Stasiun Luar Angkasa Internasional (ISS) telah menyelesaikan orbitnya yang ke-150.000 mengelilingi Bumi, menurut pernyataan dari Roscosmos pada hari Selasa. Tonggak sejarah ini, yang menandai pencapaian penting dalam penerbangan antariksa manusia, terjadi lebih dari 25 tahun setelah peluncuran stasiun tersebut ke orbit. Roscosmos melaporkan bahwa orbit peringatan tersebut berlangsung antara pukul 1:32 siang dan 3:05 siang waktu Moskow, dengan stasiun tersebut melakukan perjalanan dari Sumatra, Indonesia, ke Samudra Hindia.

Selama masa operasionalnya, ISS telah menempuh jarak sekitar 6,4 miliar kilometer, setara dengan 30 kali jarak rata-rata dari Bumi ke Mars, dan hampir mencapai lintasan orbit Pluto. ISS pertama kali diluncurkan pada 20 November 1998, dengan penyebaran modul kargo fungsional Zarya. Sejak saat itu, ISS tetap menjadi landasan kolaborasi antariksa internasional, menampung astronot dari berbagai badan antariksa, termasuk NASA, ESA, JAXA, dan CSA. Stasiun ini mengorbit Bumi pada ketinggian rata-rata 420 kilometer dan menyelesaikan sekitar 16 orbit per hari.
Dirancang sebagai laboratorium penelitian gravitasi mikro, ISS telah memfasilitasi banyak terobosan ilmiah di bidang-bidang seperti kedokteran, ilmu material, dan astrofisika. ISS terus berfungsi sebagai tempat uji coba bagi teknologi yang mungkin penting bagi misi luar angkasa masa depan, termasuk misi berawak potensial ke Mars. Meskipun berhasil, ISS diperkirakan akan dinonaktifkan pada akhir dekade ini, dengan diskusi yang sedang berlangsung mengenai penggantinya.

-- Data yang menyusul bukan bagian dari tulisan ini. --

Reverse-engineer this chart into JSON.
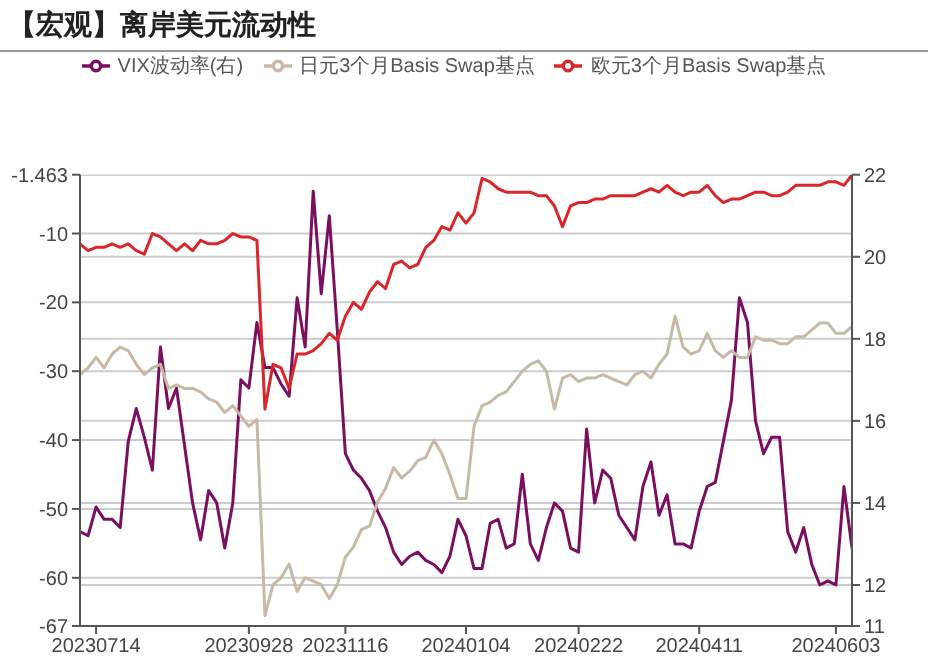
{
  "chart_data": {
    "type": "line",
    "title": "【宏观】离岸美元流动性",
    "categories": [
      null,
      null,
      "20230714",
      null,
      null,
      null,
      null,
      null,
      null,
      null,
      null,
      null,
      null,
      null,
      null,
      null,
      null,
      null,
      null,
      null,
      null,
      "20230928",
      null,
      null,
      null,
      null,
      null,
      null,
      null,
      null,
      null,
      null,
      null,
      "20231116",
      null,
      null,
      null,
      null,
      null,
      null,
      null,
      null,
      null,
      null,
      null,
      null,
      null,
      null,
      "20240104",
      null,
      null,
      null,
      null,
      null,
      null,
      null,
      null,
      null,
      null,
      null,
      null,
      null,
      "20240222",
      null,
      null,
      null,
      null,
      null,
      null,
      null,
      null,
      null,
      null,
      null,
      null,
      null,
      null,
      "20240411",
      null,
      null,
      null,
      null,
      null,
      null,
      null,
      null,
      null,
      null,
      null,
      null,
      null,
      null,
      null,
      null,
      "20240603",
      null,
      null
    ],
    "series": [
      {
        "name": "VIX波动率(右)",
        "color": "#7b0f5f",
        "axis": "y2",
        "values": [
          13.3,
          13.2,
          13.9,
          13.6,
          13.6,
          13.4,
          15.5,
          16.3,
          15.6,
          14.8,
          17.8,
          16.3,
          16.8,
          15.4,
          14.0,
          13.1,
          14.3,
          14.0,
          12.9,
          14.0,
          17.0,
          16.8,
          18.4,
          17.3,
          17.3,
          16.9,
          16.6,
          19.0,
          17.8,
          21.6,
          19.1,
          21.0,
          18.2,
          15.2,
          14.8,
          14.6,
          14.3,
          13.8,
          13.4,
          12.8,
          12.5,
          12.7,
          12.8,
          12.6,
          12.5,
          12.3,
          12.7,
          13.6,
          13.2,
          12.4,
          12.4,
          13.5,
          13.6,
          12.9,
          13.0,
          14.7,
          13.0,
          12.6,
          13.4,
          14.0,
          13.8,
          12.9,
          12.8,
          15.8,
          14.0,
          14.8,
          14.6,
          13.7,
          13.4,
          13.1,
          14.4,
          15.0,
          13.7,
          14.2,
          13.0,
          13.0,
          12.9,
          13.8,
          14.4,
          14.5,
          15.5,
          16.5,
          19.0,
          18.4,
          16.0,
          15.2,
          15.6,
          15.6,
          13.3,
          12.8,
          13.4,
          12.5,
          12.0,
          12.1,
          12.0,
          14.4,
          12.9
        ]
      },
      {
        "name": "日元3个月Basis Swap基点",
        "color": "#c8b9a6",
        "values": [
          -30.5,
          -29.5,
          -28,
          -29.5,
          -27.5,
          -26.5,
          -27,
          -29,
          -30.5,
          -29.5,
          -29,
          -32.5,
          -32,
          -32.5,
          -32.5,
          -33,
          -34,
          -34.5,
          -36,
          -35,
          -36.5,
          -38,
          -37,
          -65.5,
          -61,
          -60,
          -58,
          -62,
          -60,
          -60.5,
          -61,
          -63,
          -61,
          -57,
          -55.5,
          -53,
          -52.5,
          -49,
          -47,
          -44,
          -45.5,
          -44.5,
          -43,
          -42.5,
          -40,
          -42,
          -45,
          -48.5,
          -48.5,
          -38,
          -35,
          -34.5,
          -33.5,
          -33,
          -31.5,
          -30,
          -29,
          -28.5,
          -30,
          -35.5,
          -31,
          -30.5,
          -31.5,
          -31,
          -31,
          -30.5,
          -31,
          -31.5,
          -32,
          -30.5,
          -30,
          -31,
          -29,
          -27.5,
          -22,
          -26.5,
          -27.5,
          -27,
          -24.5,
          -27,
          -28,
          -27,
          -28,
          -28,
          -25,
          -25.5,
          -25.5,
          -26,
          -26,
          -25,
          -25,
          -24,
          -23,
          -23,
          -24.5,
          -24.5,
          -23.5
        ]
      },
      {
        "name": "欧元3个月Basis Swap基点",
        "color": "#d9262b",
        "values": [
          -11.5,
          -12.5,
          -12,
          -12,
          -11.5,
          -12,
          -11.5,
          -12.5,
          -13,
          -10,
          -10.5,
          -11.5,
          -12.5,
          -11.5,
          -12.5,
          -11,
          -11.5,
          -11.5,
          -11,
          -10,
          -10.5,
          -10.5,
          -11,
          -35.5,
          -29,
          -29.5,
          -32.5,
          -27.5,
          -27.5,
          -27,
          -26,
          -24.5,
          -25.5,
          -22,
          -20,
          -21,
          -18.5,
          -17,
          -18,
          -14.5,
          -14,
          -15,
          -14.5,
          -12,
          -11,
          -9,
          -9.5,
          -7,
          -8.5,
          -7,
          -2,
          -2.5,
          -3.5,
          -4,
          -4,
          -4,
          -4,
          -4.5,
          -4.5,
          -6,
          -9,
          -6,
          -5.5,
          -5.5,
          -5,
          -5,
          -4.5,
          -4.5,
          -4.5,
          -4.5,
          -4,
          -3.5,
          -4,
          -3,
          -4,
          -4.5,
          -4,
          -4,
          -3,
          -4.5,
          -5.5,
          -5,
          -5,
          -4.5,
          -4,
          -4,
          -4.5,
          -4.5,
          -4,
          -3,
          -3,
          -3,
          -3,
          -2.5,
          -2.5,
          -3,
          -1.5
        ]
      }
    ],
    "ylim": [
      -67,
      -1.463
    ],
    "yticks": [
      -67,
      -60,
      -50,
      -40,
      -30,
      -20,
      -10,
      -1.463
    ],
    "y2lim": [
      11,
      22
    ],
    "y2ticks": [
      11,
      12,
      14,
      16,
      18,
      20,
      22
    ],
    "grid": "y",
    "legend": "top",
    "line_style": "solid"
  }
}
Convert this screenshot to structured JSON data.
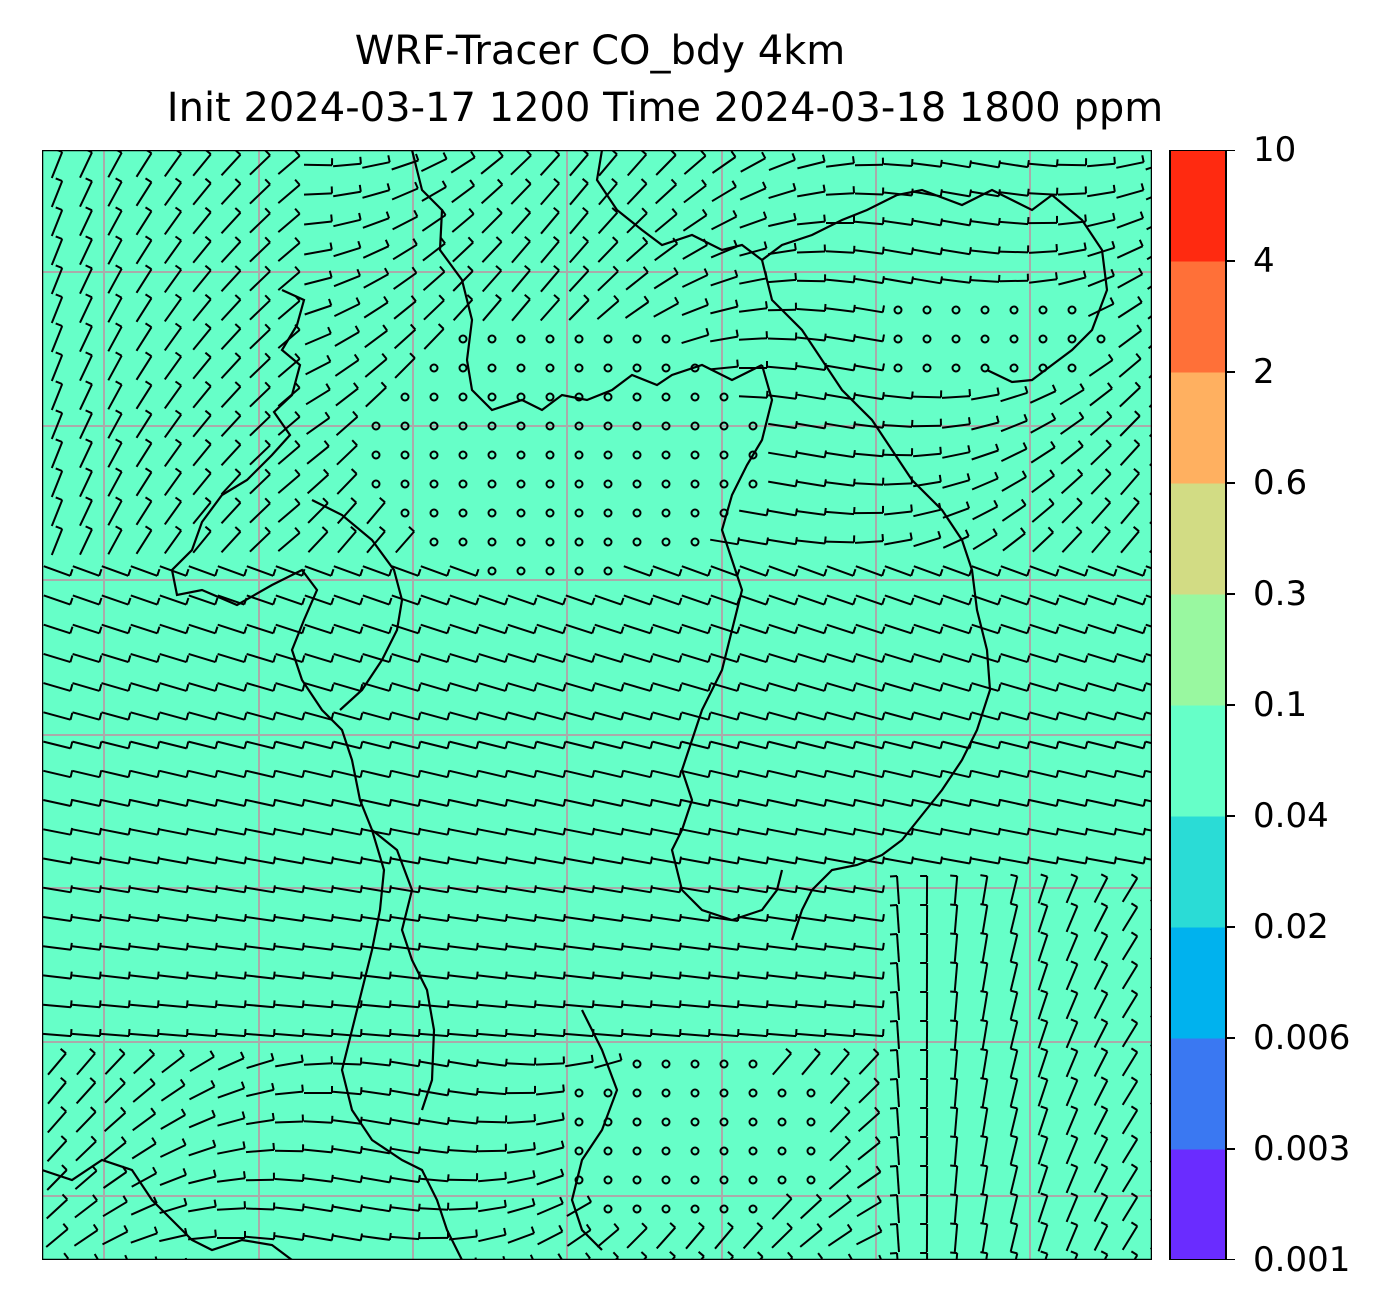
{
  "title": {
    "line1": "WRF-Tracer CO_bdy 4km",
    "line2": "Init 2024-03-17 1200 Time 2024-03-18 1800 ppm"
  },
  "map": {
    "fill_color": "#66ffc8",
    "grid_color": "#aaaaaa",
    "coast_color": "#000000",
    "barb_color": "#000000",
    "grid_columns": 7,
    "grid_rows": 8
  },
  "colorbar": {
    "levels": [
      "0.001",
      "0.003",
      "0.006",
      "0.02",
      "0.04",
      "0.1",
      "0.3",
      "0.6",
      "2",
      "4",
      "10"
    ],
    "colors": [
      "#6a2cff",
      "#3a78f2",
      "#00b2ee",
      "#2adcd6",
      "#66ffc8",
      "#99f8a0",
      "#d2dc84",
      "#ffb060",
      "#ff7038",
      "#ff2a10"
    ]
  }
}
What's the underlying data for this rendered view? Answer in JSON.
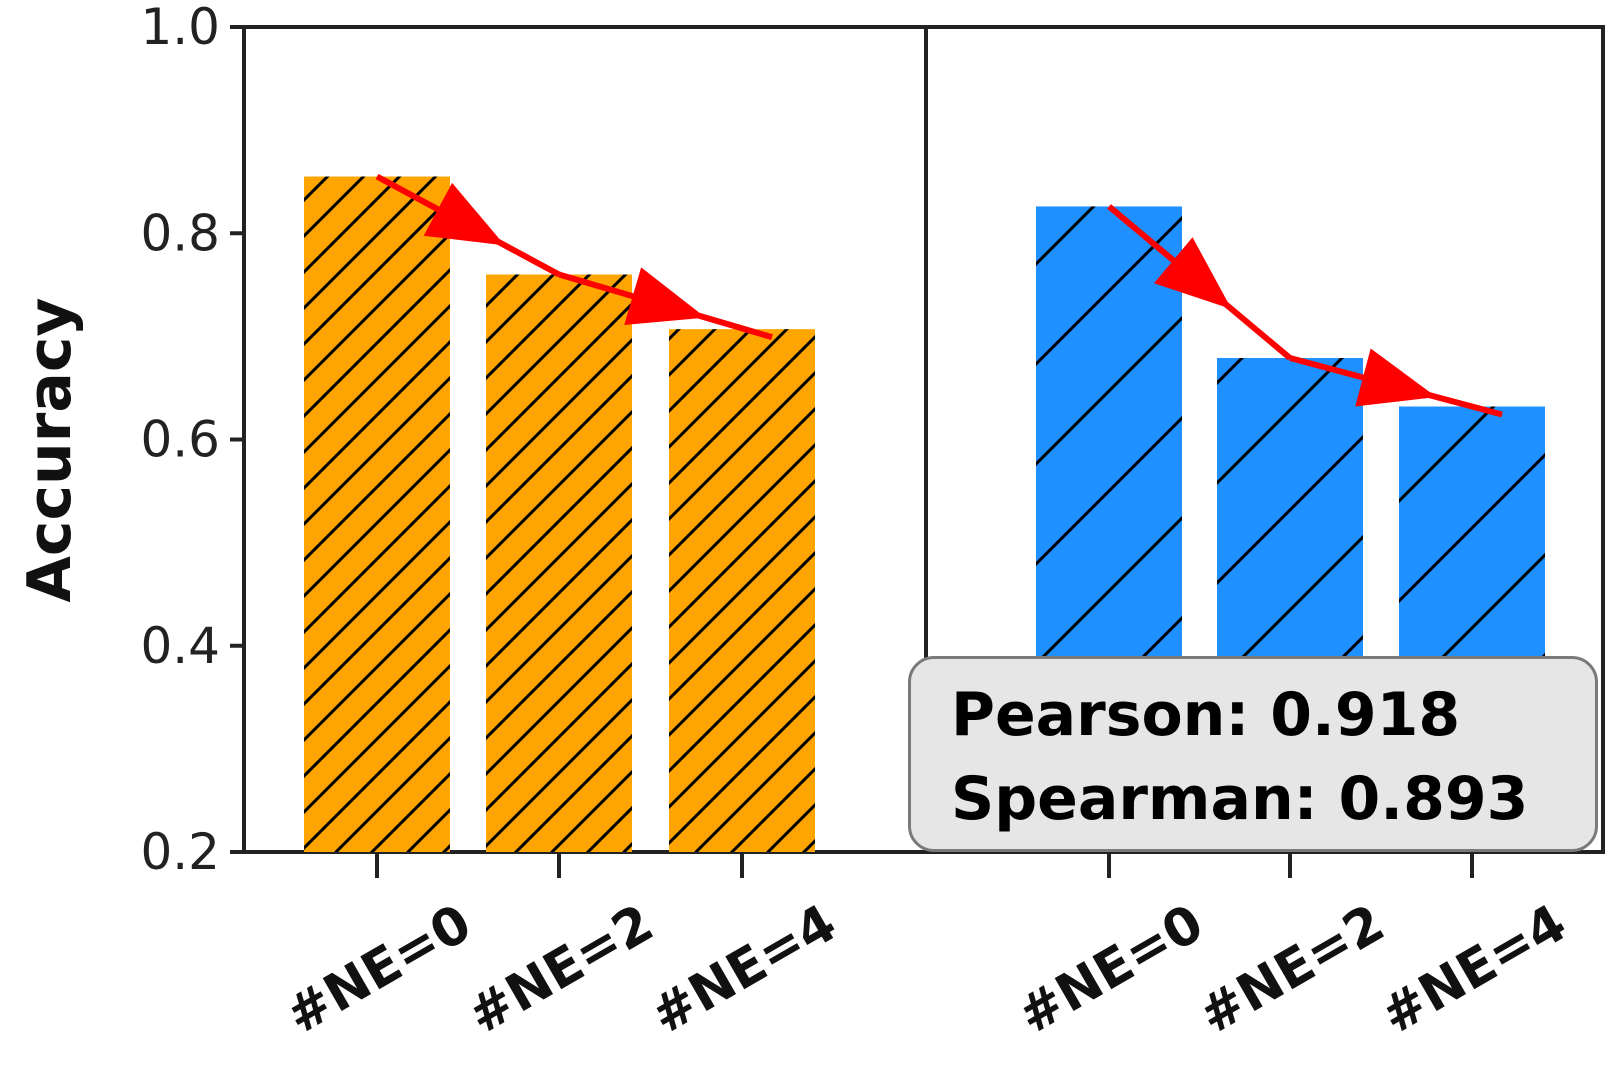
{
  "chart_data": [
    {
      "type": "bar",
      "categories": [
        "#NE=0",
        "#NE=2",
        "#NE=4"
      ],
      "values": [
        0.855,
        0.76,
        0.707
      ],
      "color": "#ffa500",
      "ylabel": "Accuracy",
      "ylim": [
        0.2,
        1.0
      ],
      "yticks": [
        "0.2",
        "0.4",
        "0.6",
        "0.8",
        "1.0"
      ],
      "trend_arrow_color": "#ff0000"
    },
    {
      "type": "bar",
      "categories": [
        "#NE=0",
        "#NE=2",
        "#NE=4"
      ],
      "values": [
        0.826,
        0.679,
        0.632
      ],
      "color": "#1e90ff",
      "ylim": [
        0.2,
        1.0
      ],
      "trend_arrow_color": "#ff0000"
    }
  ],
  "stats": {
    "pearson": "Pearson: 0.918",
    "spearman": "Spearman: 0.893"
  }
}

NASA dan mitra internasionalnya telah mengusulkan transisi ke stasiun ruang angkasa komersial dan memperluas eksplorasi bulan melalui program Artemis. Orbit ke-150.000 menggarisbawahi kontribusi abadi stasiun tersebut terhadap eksplorasi ruang angkasa dan kerja sama internasional, yang memperkuat perannya dalam memajukan keberadaan manusia di luar Bumi. – Oleh Meja Berita EuroWire.